Role of Optimizers in Deep Learning?

Starting Note

This article aims to provide a simple, abstract view of optimizers for those who have some knowledge of deep learning but are seeking clarity on this critical concept. We won’t dive into the nitty-gritty details or limitations of optimizers here; instead, we’ll offer a gentle introduction.

What is Optimizer?

Optimizers also referred to as Optimization Techniques, are the methods/algorithms that help us find the best parameter values (weights and biases) for a neural network.

Need for Optimizer in Deep Learning

To understand the need for optimizers in Deep Learning, Let’s start with a simple example.

Let there be an equation as ax +b = 7 and the value of x is 3 what will be the values of a and b?

With simple intuition, we answer it easily. The values can be a = 2, b = 1. But there are other right values to solve this equation. The values can be a = 3, b = -2. There are infinite values that can be values of a and b to make this equation correct and can make it wrong as well.

How can we find the best values from the set of infinite possible values to make this equation right? In this example putting right values by intuition works fine.

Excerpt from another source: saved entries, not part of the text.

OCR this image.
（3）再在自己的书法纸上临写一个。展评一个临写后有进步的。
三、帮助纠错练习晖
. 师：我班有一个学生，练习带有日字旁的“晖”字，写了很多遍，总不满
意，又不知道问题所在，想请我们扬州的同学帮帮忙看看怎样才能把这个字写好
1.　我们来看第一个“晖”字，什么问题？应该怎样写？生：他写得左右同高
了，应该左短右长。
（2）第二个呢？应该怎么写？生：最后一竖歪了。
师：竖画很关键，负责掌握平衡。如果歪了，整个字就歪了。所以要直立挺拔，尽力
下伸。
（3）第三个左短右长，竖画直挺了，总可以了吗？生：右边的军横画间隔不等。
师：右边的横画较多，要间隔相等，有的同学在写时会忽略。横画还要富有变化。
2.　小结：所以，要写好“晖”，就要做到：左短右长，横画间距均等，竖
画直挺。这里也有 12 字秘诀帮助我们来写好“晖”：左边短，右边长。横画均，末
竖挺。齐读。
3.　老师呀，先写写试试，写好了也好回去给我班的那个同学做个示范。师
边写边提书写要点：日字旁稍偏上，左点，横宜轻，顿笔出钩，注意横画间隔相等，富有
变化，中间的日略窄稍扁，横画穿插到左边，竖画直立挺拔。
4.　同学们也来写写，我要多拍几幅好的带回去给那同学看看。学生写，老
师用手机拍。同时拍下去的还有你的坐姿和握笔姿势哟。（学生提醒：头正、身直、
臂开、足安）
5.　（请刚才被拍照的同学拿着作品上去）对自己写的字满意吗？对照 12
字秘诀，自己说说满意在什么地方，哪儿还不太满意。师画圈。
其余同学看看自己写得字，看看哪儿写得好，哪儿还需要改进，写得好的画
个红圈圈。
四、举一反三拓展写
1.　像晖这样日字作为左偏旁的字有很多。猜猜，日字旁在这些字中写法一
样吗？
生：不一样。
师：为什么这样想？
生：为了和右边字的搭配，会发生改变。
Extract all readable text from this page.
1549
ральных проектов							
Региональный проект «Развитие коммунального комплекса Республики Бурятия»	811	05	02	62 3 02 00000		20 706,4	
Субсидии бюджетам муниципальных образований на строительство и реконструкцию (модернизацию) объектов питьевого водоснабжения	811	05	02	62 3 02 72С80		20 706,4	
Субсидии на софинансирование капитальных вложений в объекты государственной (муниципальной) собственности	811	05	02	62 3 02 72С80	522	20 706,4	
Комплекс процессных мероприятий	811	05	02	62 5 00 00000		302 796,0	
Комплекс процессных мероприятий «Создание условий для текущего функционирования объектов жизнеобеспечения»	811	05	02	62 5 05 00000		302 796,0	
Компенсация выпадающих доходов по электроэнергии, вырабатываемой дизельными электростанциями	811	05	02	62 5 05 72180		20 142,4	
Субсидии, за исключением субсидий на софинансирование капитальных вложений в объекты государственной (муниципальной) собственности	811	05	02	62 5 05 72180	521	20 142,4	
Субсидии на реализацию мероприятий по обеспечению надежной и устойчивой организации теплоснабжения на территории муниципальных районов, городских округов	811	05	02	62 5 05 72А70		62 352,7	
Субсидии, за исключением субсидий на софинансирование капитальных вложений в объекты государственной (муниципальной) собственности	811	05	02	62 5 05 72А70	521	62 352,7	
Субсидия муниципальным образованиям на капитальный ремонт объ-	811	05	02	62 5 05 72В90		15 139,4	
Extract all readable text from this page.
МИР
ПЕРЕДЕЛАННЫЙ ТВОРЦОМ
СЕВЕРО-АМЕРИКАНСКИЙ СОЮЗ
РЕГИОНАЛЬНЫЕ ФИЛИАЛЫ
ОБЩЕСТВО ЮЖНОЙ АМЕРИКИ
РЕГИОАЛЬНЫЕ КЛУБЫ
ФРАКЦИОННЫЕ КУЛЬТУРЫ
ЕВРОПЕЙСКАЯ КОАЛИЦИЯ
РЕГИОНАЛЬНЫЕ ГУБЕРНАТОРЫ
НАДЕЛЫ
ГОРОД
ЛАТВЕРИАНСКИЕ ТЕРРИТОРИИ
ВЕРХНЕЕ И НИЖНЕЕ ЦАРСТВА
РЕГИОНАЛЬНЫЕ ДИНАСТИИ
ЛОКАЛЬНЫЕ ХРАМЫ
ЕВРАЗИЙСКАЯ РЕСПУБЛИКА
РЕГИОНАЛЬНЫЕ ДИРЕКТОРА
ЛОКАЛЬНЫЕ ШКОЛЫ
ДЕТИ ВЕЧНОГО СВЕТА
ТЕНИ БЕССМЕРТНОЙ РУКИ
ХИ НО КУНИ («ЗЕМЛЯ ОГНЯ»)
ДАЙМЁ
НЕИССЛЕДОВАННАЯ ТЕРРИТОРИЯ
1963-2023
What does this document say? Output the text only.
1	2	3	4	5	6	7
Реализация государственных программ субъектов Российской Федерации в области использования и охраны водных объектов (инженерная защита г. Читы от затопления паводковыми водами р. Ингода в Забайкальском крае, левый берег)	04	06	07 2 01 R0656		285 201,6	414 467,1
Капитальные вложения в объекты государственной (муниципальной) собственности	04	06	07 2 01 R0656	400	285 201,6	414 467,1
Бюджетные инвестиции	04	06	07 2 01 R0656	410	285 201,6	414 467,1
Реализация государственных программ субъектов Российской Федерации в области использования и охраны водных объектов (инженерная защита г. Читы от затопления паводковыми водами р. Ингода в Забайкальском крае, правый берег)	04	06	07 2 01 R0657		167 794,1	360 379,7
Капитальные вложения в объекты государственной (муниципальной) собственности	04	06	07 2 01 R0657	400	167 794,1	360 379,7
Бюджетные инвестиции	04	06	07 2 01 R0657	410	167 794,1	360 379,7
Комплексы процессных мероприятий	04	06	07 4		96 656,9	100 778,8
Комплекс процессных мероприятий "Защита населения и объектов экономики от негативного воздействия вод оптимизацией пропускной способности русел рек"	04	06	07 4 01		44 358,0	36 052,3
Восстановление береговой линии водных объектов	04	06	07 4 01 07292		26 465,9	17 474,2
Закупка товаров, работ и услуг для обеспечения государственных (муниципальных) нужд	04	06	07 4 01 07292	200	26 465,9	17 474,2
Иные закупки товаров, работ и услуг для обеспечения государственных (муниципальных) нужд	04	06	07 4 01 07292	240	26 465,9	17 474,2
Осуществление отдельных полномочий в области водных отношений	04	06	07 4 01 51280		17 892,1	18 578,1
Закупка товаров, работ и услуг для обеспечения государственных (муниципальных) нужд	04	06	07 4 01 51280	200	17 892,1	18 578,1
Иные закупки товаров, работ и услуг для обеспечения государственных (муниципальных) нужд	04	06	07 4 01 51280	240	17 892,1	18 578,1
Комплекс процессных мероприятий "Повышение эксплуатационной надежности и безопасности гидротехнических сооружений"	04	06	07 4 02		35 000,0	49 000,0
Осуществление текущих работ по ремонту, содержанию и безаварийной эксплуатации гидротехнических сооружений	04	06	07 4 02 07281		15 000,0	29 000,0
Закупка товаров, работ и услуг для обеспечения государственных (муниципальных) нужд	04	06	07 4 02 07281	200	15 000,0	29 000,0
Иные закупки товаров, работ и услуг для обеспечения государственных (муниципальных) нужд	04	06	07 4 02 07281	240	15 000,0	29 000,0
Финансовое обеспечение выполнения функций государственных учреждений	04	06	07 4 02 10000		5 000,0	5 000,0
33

But in deep learning, there are so many equations like this, that are way more complex and larger than this simple equation, and we have to find the right values (Weights and Biases) for it. There are so many values (weights and biases) that influence each other and the final outcome.

Here a very small neural network is shown, and it has many values (Weights) to pick to give the correct output.

Why Not choose values Randomly, till find the right one?

Here you can think of choosing these values (weights) randomly again and again. But this isn’t practical at all, as the combinations of these values are infinite and we cannot just wait to be lucky to get the best combination.

Optimizers Solving the Problem

This is an optimization problem. An optimization problem is the problem of finding a set of values that gives the best result. So, this can be solved by optimizers.

First, the values (weights and biases) are selected randomly. Then optimizers find the best values (weights and biases) by calculating the derivatives of equations for each layer of the neural network and then update the values in each iteration accordingly. After many iterations, the best set of values is found.

There are so many variations in optimizers, but the basic optimizer (optimization technique) is to calculate the derivatives and update values according to them.

So many optimizers have been created so far. Some famous are Gradient Descent, Stochastic Gradient Descent, Adam and Adagrad … etc.

The details and nitty-gritty of each optimizer will be discussed in upcoming articles.

Limitations of Optimizers

Optimizers have not solved this problem completely yet as they do not always find the best values (Weights and Biases) due to many reasons which can lead to bad answers.

All the limitations of the optimizers and challenges of the optimization problem will be described in detail in upcoming articles with a comprehensive detail of the working of optimizers.